Hot tapping has allowed engineers to connect to in service pipelines without shutting down the system, saving valuable down time that otherwise would be added to the operators overall costs.
The process used to repair pipelines and branch out into new connections requires careful planning, skilled engineers, and the best hot tapping equipment available on the market. For those engineers looking to tie into in service pipelines, here’s 5 key considerations to think about:
1 – What is the state of the current pipeline?
An audit is required before a hot tapping procedure to determine the maximum operating pressure, type & diameters of pipe material and the condition of the parent pipeline. Other conditions to think about are the location of the procedure and the contingency strategy should an accident occur.
2 – What is the cost of performing a shutdown interconnect?
On top of the direct costs for material, equipment, welding requirements and labour, it’s important to consider the costs of performing a shutdown in case the in service hot tapping fails or is no longer feasible. Referencing historical company data should allow you to budget and scope out any further financial support, should the project take a step back.
3 – Is hot tapping financially viable?
There are gas saving benefits to be made through hot tapping instead of shutdown, but could the added cost of skilled labour, additional accessories and hot tapping machines make the process financially amiss? True, there are savings to be made when the elimination of venting and inert purge gas from the project are made – but the newest technique is not always the best option for all operators.
4 – What fittings should you use on steel pipes?

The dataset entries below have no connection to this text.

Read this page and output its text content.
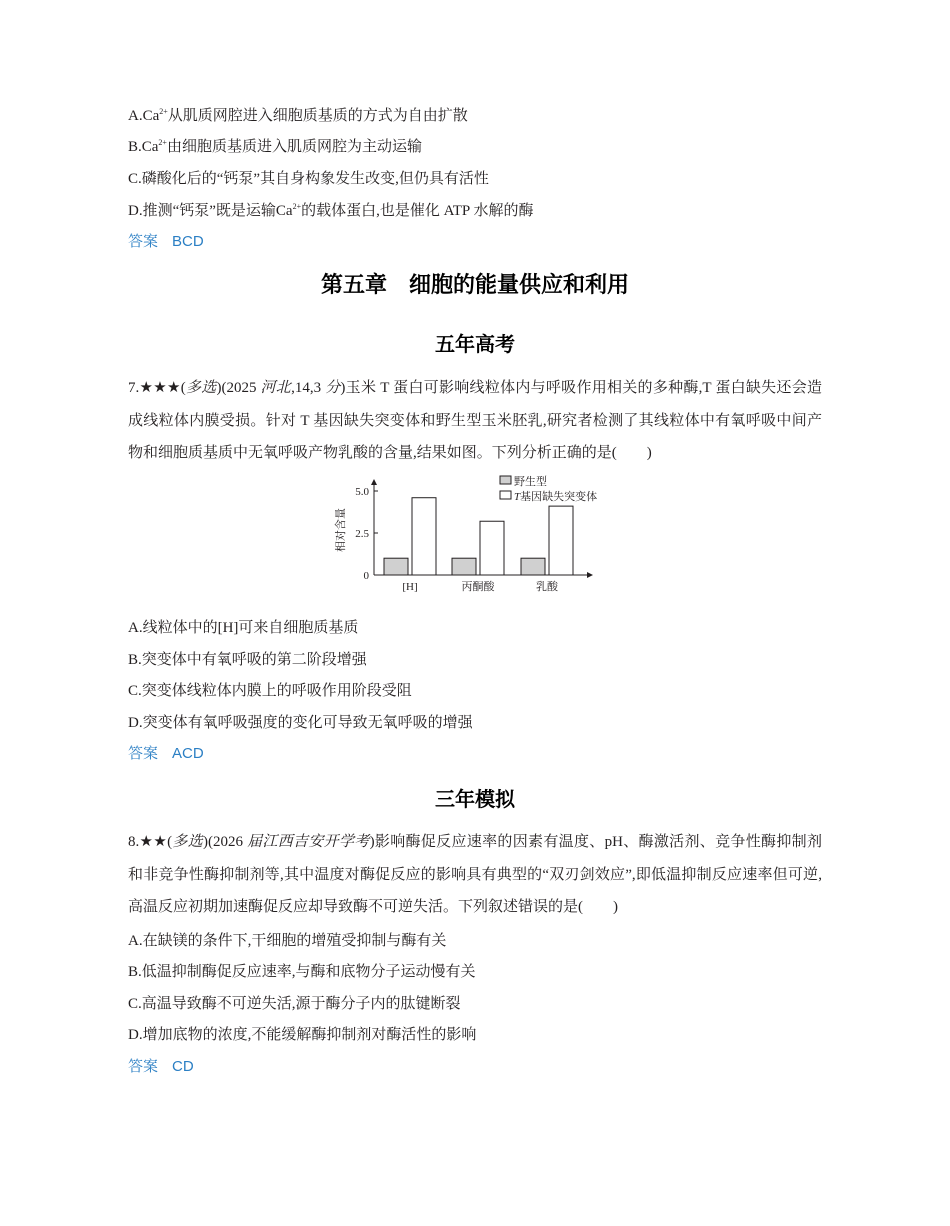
$A.Ca^{2+}$从肌质网腔进入细胞质基质的方式为自由扩散
$B.Ca^{2+}$由细胞质基质进入肌质网腔为主动运输
C.磷酸化后的“钙泵”其自身构象发生改变,但仍具有活性
D.推测“钙泵”既是运输$Ca^{2+}$的载体蛋白,也是催化 ATP 水解的酶
答案 BCD
第五章　细胞的能量供应和利用
五年高考
7.★★★(多选)(2025 河北,14,3 分)玉米 T 蛋白可影响线粒体内与呼吸作用相关的多种酶,T 蛋白缺失还会造成线粒体内膜受损。针对 T 基因缺失突变体和野生型玉米胚乳,研究者检测了其线粒体中有氧呼吸中间产物和细胞质基质中无氧呼吸产物乳酸的含量,结果如图。下列分析正确的是(　　)
0
2.5
5.0
相对含量
[H]	丙酮酸	乳酸
野生型
T基因缺失突变体
A.线粒体中的[H]可来自细胞质基质
B.突变体中有氧呼吸的第二阶段增强
C.突变体线粒体内膜上的呼吸作用阶段受阻
D.突变体有氧呼吸强度的变化可导致无氧呼吸的增强
答案 ACD
三年模拟
8.★★(多选)(2026 届江西吉安开学考)影响酶促反应速率的因素有温度、pH、酶激活剂、竞争性酶抑制剂和非竞争性酶抑制剂等,其中温度对酶促反应的影响具有典型的“双刃剑效应”,即低温抑制反应速率但可逆,高温反应初期加速酶促反应却导致酶不可逆失活。下列叙述错误的是(　　)
A.在缺镁的条件下,干细胞的增殖受抑制与酶有关
B.低温抑制酶促反应速率,与酶和底物分子运动慢有关
C.高温导致酶不可逆失活,源于酶分子内的肽键断裂
D.增加底物的浓度,不能缓解酶抑制剂对酶活性的影响
答案 CD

For tapping on steel pipes, fittings should consist of a welded branch connection, but for those tapping into cast iron, asbestos cement or concrete, fittings usually cannot be added to existing headers. In this instance, alternate techniques such as split cast iron compression sleeves, or a mechanical joint saddle should be implemented.
5 – Are you following the correct industry standards?
Industry and federal codes give engineers a minimum standard to achieve for every part of the hot tapping process, including any welding around the pipeline. ASME standards B21.8, and API standards 2201, 1104, D12750 and 49 CFR 192 should be looked at with considerable detail. For more information on these standards, check out our blog here.
Done correctly, hot tapping can be a cost efficient and environmentally better process, as well as creating safer working conditions. Hopefully along with these 5 key considerations and thorough look over the standards provided by ASME and API, you will continue to achieve successful hot tapping procedures that are less hazardous, more reliable and most importantly, better for your business.